Health experts: Melatonin overdoses in kids on the rise

A new study by the Centers for Disease Control and Prevention found the number of children overdosing on the sleep aid melatonin has increased by 530% over the last decade, in some cases leading to death.
The CDC says last year, poison control centers reported getting more than 52,000 calls about children taking too much melatonin.
"The rate of rise went up during COVID -- more kids at home, more stress -- and that leading to more sleep disturbances," said Dr. John Brancato with Connecticut Children's Hospital in Hartford.
Brancato says he's seen a small increase in melatonin overdoses, but no deaths. He says even though two kids out of the 260,000 in the CDC study died, it is unknown if it was from the over-the-counter sleep aid.
"Melatonin is being used more because it is a very safe medication and it's not habit forming and kids fall asleep," said Brancato.

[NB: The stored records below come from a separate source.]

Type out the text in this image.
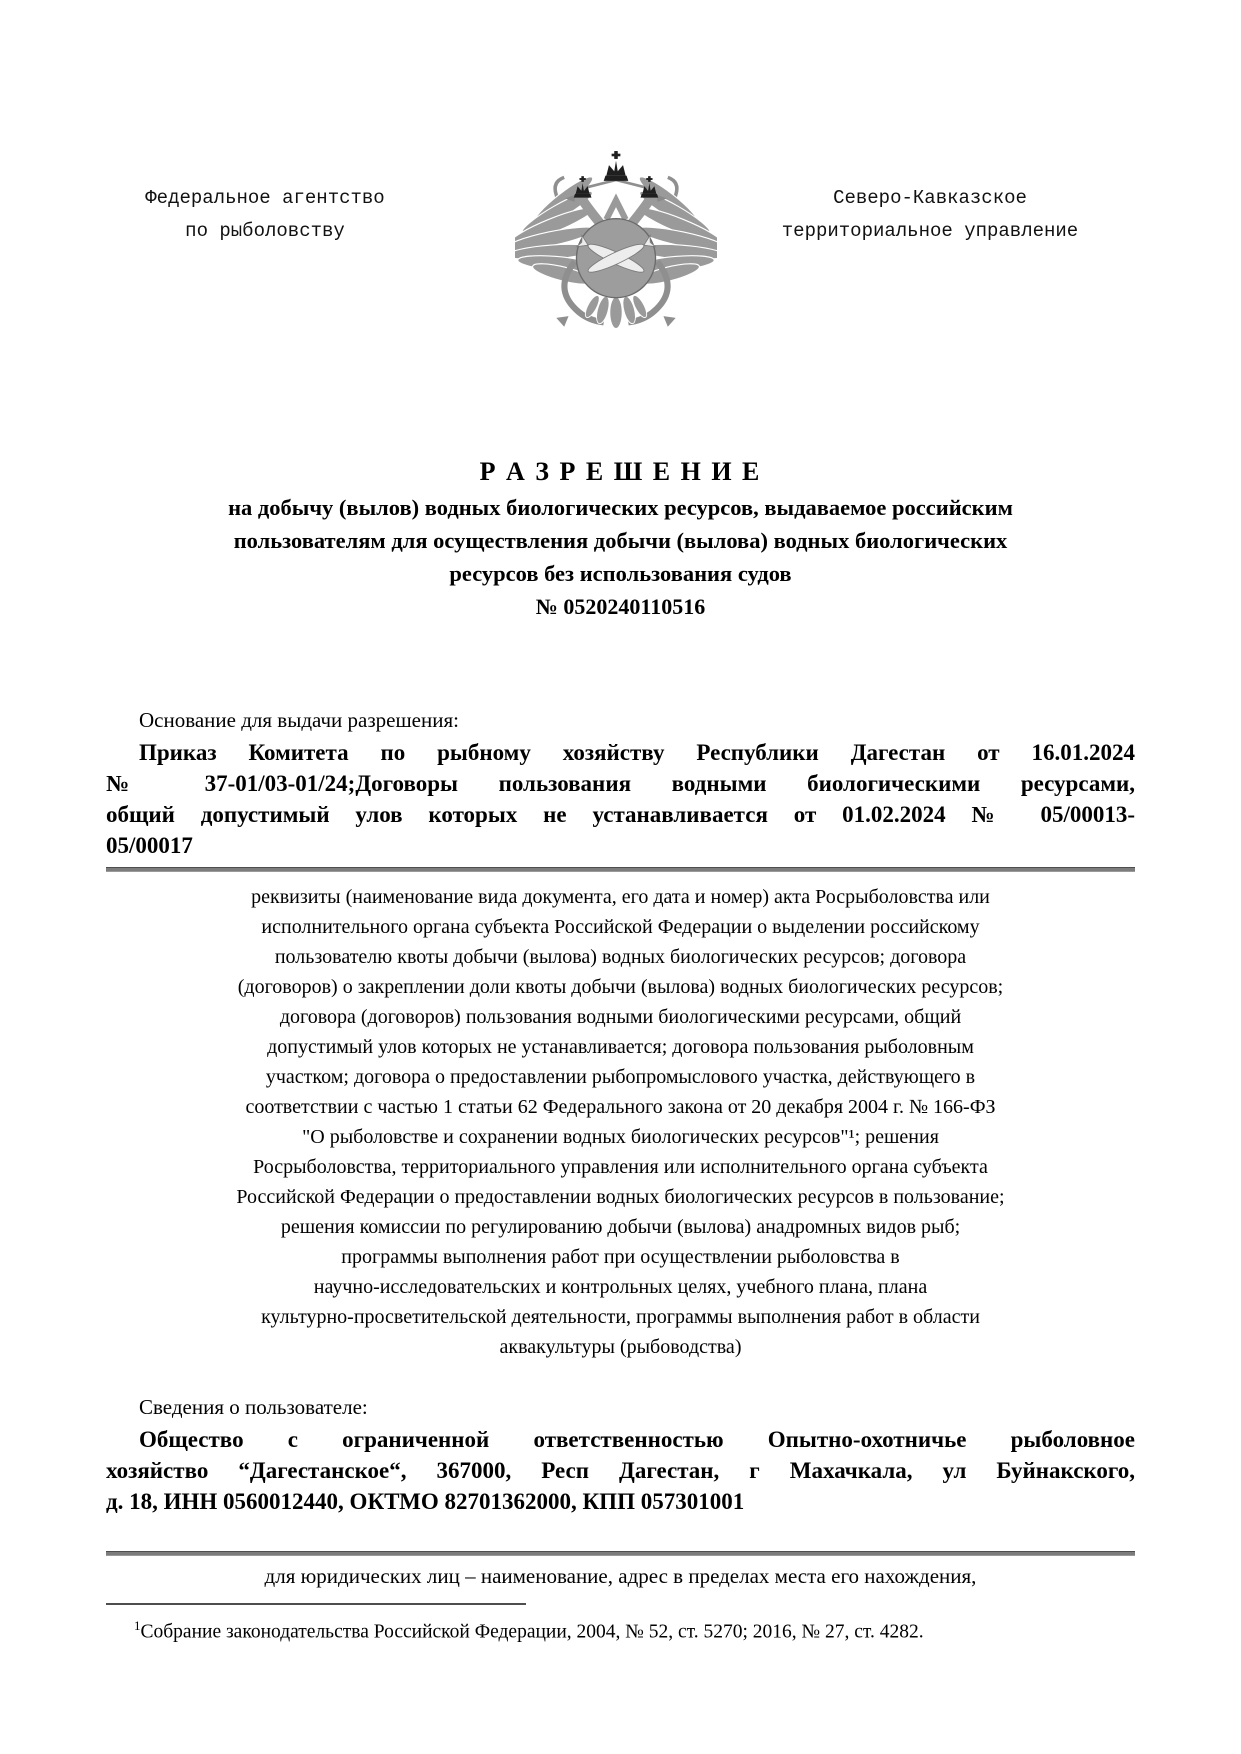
Федеральное агентство
по рыболовству
Северо-Кавказское
территориальное управление
Р А З Р Е Ш Е Н И Е
на добычу (вылов) водных биологических ресурсов, выдаваемое российским
пользователям для осуществления добычи (вылова) водных биологических
ресурсов без использования судов
№ 0520240110516
Основание для выдачи разрешения:
Приказ Комитета по рыбному хозяйству Республики Дагестан от 16.01.2024
№ 37-01/03-01/24;Договоры пользования водными биологическими ресурсами,
общий допустимый улов которых не устанавливается от 01.02.2024 № 05/00013-
05/00017
реквизиты (наименование вида документа, его дата и номер) акта Росрыболовства или
исполнительного органа субъекта Российской Федерации о выделении российскому
пользователю квоты добычи (вылова) водных биологических ресурсов; договора
(договоров) о закреплении доли квоты добычи (вылова) водных биологических ресурсов;
договора (договоров) пользования водными биологическими ресурсами, общий
допустимый улов которых не устанавливается; договора пользования рыболовным
участком; договора о предоставлении рыбопромыслового участка, действующего в
соответствии с частью 1 статьи 62 Федерального закона от 20 декабря 2004 г. № 166-ФЗ
"О рыболовстве и сохранении водных биологических ресурсов"¹; решения
Росрыболовства, территориального управления или исполнительного органа субъекта
Российской Федерации о предоставлении водных биологических ресурсов в пользование;
решения комиссии по регулированию добычи (вылова) анадромных видов рыб;
программы выполнения работ при осуществлении рыболовства в
научно-исследовательских и контрольных целях, учебного плана, плана
культурно-просветительской деятельности, программы выполнения работ в области
аквакультуры (рыбоводства)
Сведения о пользователе:
Общество с ограниченной ответственностью Опытно-охотничье рыболовное
хозяйство “Дагестанское“, 367000, Респ Дагестан, г Махачкала, ул Буйнакского,
д. 18, ИНН 0560012440, ОКТМО 82701362000, КПП 057301001
для юридических лиц – наименование, адрес в пределах места его нахождения,
$^1$Собрание законодательства Российской Федерации, 2004, № 52, ст. 5270; 2016, № 27, ст. 4282.
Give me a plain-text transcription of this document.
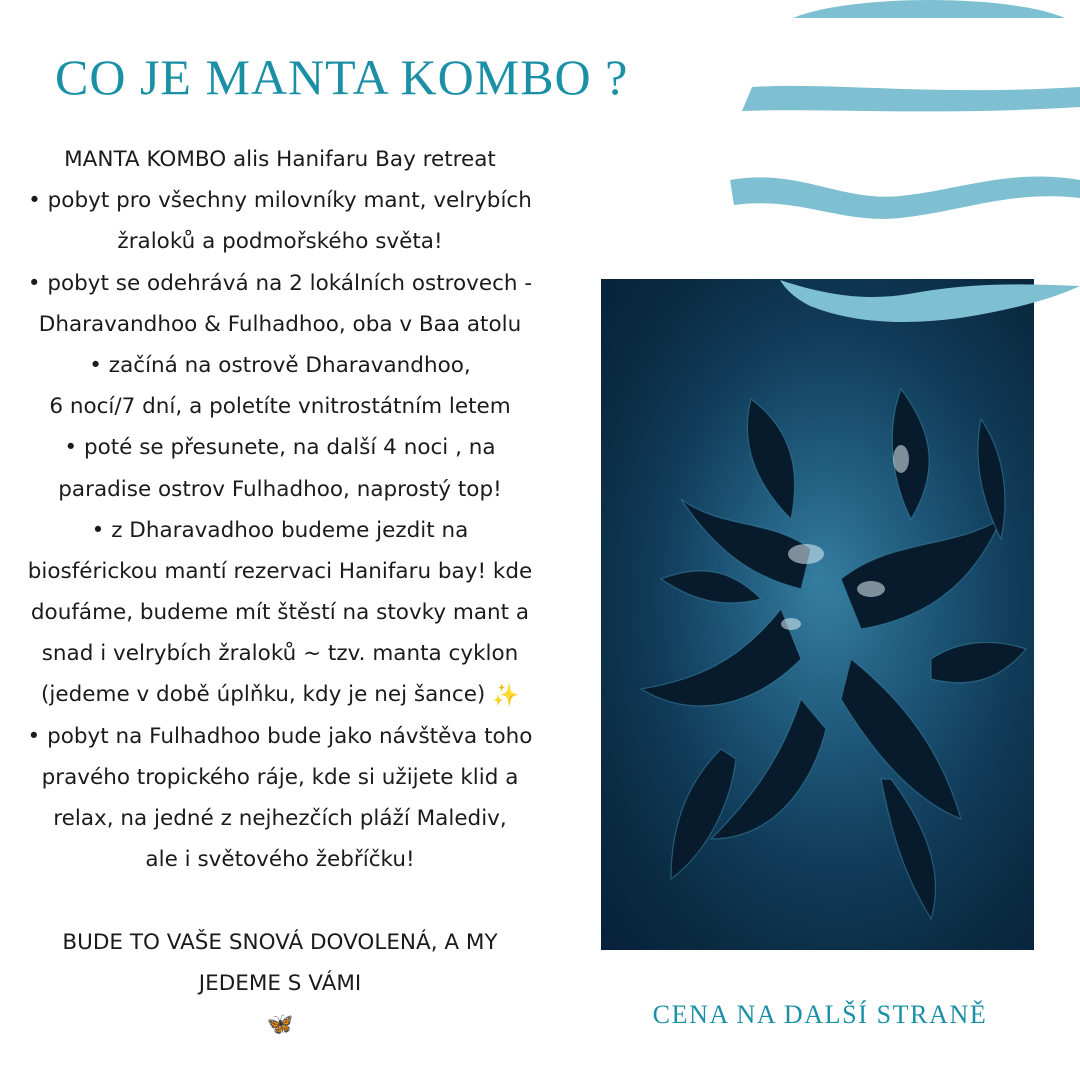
CO JE MANTA KOMBO ?
MANTA KOMBO alis Hanifaru Bay retreat
• pobyt pro všechny milovníky mant, velrybích
žraloků a podmořského světa!
• pobyt se odehrává na 2 lokálních ostrovech -
Dharavandhoo & Fulhadhoo, oba v Baa atolu
• začíná na ostrově Dharavandhoo,
6 nocí/7 dní, a poletíte vnitrostátním letem
• poté se přesunete, na další 4 noci , na
paradise ostrov Fulhadhoo, naprostý top!
• z Dharavadhoo budeme jezdit na
biosférickou mantí rezervaci Hanifaru bay! kde
doufáme, budeme mít štěstí na stovky mant a
snad i velrybích žraloků ~ tzv. manta cyklon
(jedeme v době úplňku, kdy je nej šance) ✨
• pobyt na Fulhadhoo bude jako návštěva toho
pravého tropického ráje, kde si užijete klid a
relax, na jedné z nejhezčích pláží Malediv,
ale i světového žebříčku!
BUDE TO VAŠE SNOVÁ DOVOLENÁ, A MY
JEDEME S VÁMI
🦋	CENA NA DALŠÍ STRANĚ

Brancato says parents need to make sure bottles of melatonin are secure and out of the reach of children.
"Even though its considered a dietary supplement, parents still need to be mindful that it can be misused and there can be accidental overdoses and they need to treat dietary supplements the way they would treat any other medication," said Brancato.
Brancato says being consistent with your sleep pattern and getting good exercise will help you get a better night's sleep.